Published 8:28pm Wednesday, August 3, 2011
By Austin Nelson, www.alexcityoutlook.com
The Alabama Special Camp for Children and Adults has all of the usual activities you would expect at a summer camp.
Arts and crafts, swimming, canoeing and horseback riding are among some of the offerings. Director of public relations Allison Wetherbee says the camp also features some activities you wouldn’t imagine would be a part of a camp designed for children and adults with disabilities.
“Our high adventure activities include a ropes course, rapelling, and a zipline,” Wetherbee said. “We also have water tubing and water skiing.”
ASCCA also instituted a new activity last summer, Wetherbee said — a wheelchair accessible waterslide.
The high adventure activities are the domain of outdoor adventure program specialist Amber Cotney. Cotney said the cargo net, which allows persons to climb some 30 feet up in the air, gives the campers a huge sense of accomplishment.
“It is really difficult even for an able-bodied person to do – so making it to the top is a big deal to them,” Cotney said. “It’s not an activity ran all the time – it’s mainly for the guys who really, really want to do it.”
The high ropes course is perhaps even more challenging, Cotney said, and is only run during certain times during the summer.
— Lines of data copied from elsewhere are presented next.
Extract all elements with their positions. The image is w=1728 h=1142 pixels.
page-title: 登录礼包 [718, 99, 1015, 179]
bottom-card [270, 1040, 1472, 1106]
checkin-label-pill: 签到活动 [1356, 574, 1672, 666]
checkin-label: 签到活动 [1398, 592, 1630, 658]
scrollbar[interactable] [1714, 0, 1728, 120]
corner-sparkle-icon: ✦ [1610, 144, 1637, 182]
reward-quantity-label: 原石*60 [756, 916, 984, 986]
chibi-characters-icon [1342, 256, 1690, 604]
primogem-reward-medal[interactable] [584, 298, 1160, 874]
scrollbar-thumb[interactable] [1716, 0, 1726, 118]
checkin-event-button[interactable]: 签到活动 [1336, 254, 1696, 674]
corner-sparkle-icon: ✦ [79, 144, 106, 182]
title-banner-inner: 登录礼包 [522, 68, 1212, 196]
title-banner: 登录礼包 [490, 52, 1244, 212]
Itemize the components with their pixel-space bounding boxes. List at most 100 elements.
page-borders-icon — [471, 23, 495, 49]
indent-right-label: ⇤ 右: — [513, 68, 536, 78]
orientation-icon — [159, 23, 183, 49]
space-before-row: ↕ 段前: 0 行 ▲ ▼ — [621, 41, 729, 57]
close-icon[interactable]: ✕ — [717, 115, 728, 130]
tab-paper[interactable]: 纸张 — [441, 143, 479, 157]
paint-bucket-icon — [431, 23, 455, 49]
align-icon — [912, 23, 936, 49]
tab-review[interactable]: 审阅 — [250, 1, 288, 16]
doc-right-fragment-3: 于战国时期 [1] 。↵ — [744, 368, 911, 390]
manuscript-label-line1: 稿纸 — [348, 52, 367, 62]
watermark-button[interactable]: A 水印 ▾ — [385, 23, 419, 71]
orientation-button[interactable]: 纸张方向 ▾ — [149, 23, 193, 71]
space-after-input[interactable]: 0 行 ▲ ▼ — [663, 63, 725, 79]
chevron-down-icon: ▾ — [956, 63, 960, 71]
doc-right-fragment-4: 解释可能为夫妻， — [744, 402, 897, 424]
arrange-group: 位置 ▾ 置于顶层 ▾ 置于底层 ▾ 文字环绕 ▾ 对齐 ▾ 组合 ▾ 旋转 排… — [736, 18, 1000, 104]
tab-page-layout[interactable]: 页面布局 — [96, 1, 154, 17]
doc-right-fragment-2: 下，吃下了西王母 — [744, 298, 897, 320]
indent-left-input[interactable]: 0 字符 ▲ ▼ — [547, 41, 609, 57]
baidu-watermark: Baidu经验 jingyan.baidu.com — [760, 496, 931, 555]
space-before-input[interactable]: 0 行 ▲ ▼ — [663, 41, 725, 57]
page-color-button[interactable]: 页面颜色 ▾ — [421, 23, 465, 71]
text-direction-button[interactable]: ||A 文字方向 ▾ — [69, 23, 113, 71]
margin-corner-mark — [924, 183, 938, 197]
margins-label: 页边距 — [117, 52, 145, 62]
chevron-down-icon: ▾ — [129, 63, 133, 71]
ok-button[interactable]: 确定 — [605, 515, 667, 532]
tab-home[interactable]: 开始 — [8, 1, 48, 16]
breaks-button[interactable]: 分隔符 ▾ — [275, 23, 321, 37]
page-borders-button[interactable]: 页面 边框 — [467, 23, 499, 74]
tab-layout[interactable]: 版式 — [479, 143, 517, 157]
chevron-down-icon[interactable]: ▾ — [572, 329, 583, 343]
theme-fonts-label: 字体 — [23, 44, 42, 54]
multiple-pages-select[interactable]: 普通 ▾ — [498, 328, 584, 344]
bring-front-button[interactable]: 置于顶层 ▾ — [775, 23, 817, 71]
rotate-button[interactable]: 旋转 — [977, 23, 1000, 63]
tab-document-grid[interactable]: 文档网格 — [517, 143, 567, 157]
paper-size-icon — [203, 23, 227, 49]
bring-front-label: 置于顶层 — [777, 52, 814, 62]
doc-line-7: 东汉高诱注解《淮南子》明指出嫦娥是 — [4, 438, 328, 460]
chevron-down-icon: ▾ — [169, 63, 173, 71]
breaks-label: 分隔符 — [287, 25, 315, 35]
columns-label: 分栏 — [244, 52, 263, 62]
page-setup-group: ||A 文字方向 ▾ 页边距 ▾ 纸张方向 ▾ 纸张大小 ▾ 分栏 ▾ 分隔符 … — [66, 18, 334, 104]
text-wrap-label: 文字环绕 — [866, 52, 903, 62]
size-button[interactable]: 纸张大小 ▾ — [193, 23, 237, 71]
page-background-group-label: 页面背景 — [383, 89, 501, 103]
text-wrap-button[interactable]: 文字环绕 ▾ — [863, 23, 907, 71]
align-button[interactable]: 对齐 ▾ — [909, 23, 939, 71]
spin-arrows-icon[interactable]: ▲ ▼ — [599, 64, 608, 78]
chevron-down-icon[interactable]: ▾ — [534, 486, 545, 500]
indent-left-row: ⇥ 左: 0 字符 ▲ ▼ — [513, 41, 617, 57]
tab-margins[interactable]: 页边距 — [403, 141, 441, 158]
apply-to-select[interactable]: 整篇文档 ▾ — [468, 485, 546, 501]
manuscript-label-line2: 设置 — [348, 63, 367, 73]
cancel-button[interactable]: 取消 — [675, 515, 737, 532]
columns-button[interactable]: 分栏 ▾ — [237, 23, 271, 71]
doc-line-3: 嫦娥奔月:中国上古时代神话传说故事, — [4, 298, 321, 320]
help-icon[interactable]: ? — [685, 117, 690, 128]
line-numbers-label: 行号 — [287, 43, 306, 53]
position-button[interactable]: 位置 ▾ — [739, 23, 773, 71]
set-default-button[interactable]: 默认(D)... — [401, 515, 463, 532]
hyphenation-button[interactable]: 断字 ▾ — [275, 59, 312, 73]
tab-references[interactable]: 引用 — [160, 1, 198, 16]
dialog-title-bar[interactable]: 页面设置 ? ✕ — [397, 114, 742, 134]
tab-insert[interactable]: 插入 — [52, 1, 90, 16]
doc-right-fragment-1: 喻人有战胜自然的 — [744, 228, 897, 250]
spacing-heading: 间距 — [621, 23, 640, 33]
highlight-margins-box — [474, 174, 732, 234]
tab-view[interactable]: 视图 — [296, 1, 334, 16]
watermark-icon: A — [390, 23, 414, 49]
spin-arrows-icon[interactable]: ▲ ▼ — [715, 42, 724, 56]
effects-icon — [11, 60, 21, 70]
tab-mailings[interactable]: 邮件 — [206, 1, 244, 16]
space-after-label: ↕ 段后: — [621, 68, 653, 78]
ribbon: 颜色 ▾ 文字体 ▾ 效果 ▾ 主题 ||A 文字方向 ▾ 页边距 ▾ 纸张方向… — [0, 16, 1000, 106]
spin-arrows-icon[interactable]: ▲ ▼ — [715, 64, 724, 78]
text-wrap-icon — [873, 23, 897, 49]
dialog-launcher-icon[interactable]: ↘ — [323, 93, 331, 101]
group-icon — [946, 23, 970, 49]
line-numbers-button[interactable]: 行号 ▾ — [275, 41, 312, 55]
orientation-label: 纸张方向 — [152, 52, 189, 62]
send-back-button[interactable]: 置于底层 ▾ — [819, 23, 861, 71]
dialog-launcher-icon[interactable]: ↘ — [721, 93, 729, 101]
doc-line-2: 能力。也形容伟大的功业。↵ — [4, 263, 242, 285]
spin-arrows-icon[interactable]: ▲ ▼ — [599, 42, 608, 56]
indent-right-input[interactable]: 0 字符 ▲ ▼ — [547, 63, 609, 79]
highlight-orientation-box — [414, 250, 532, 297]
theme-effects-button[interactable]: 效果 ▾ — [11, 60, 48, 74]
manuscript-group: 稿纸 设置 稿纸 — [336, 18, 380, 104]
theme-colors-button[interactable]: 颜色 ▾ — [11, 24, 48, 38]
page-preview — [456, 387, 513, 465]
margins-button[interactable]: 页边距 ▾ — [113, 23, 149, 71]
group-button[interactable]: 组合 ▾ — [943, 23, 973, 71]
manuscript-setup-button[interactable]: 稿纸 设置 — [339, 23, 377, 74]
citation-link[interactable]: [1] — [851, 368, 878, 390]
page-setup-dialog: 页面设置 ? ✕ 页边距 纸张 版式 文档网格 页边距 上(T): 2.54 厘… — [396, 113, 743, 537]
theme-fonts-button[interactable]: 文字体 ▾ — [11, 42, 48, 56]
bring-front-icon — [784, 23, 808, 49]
The course requires campers to pull themselves up a pulley system then negotiate a series of log crossings and rope bridges, crossing a cargo net and going up some trees and down others until eventually catching a zipline ride down to the ground.
“It is a good time,” Cotney said. “There is a lot of stuff going on.”
This week ASCCA hosted campers from the Mobile Rotary club, Wetherbee said, but the camp, which was started in 1976, draws children and adults from all over the southeast, even a few international campers.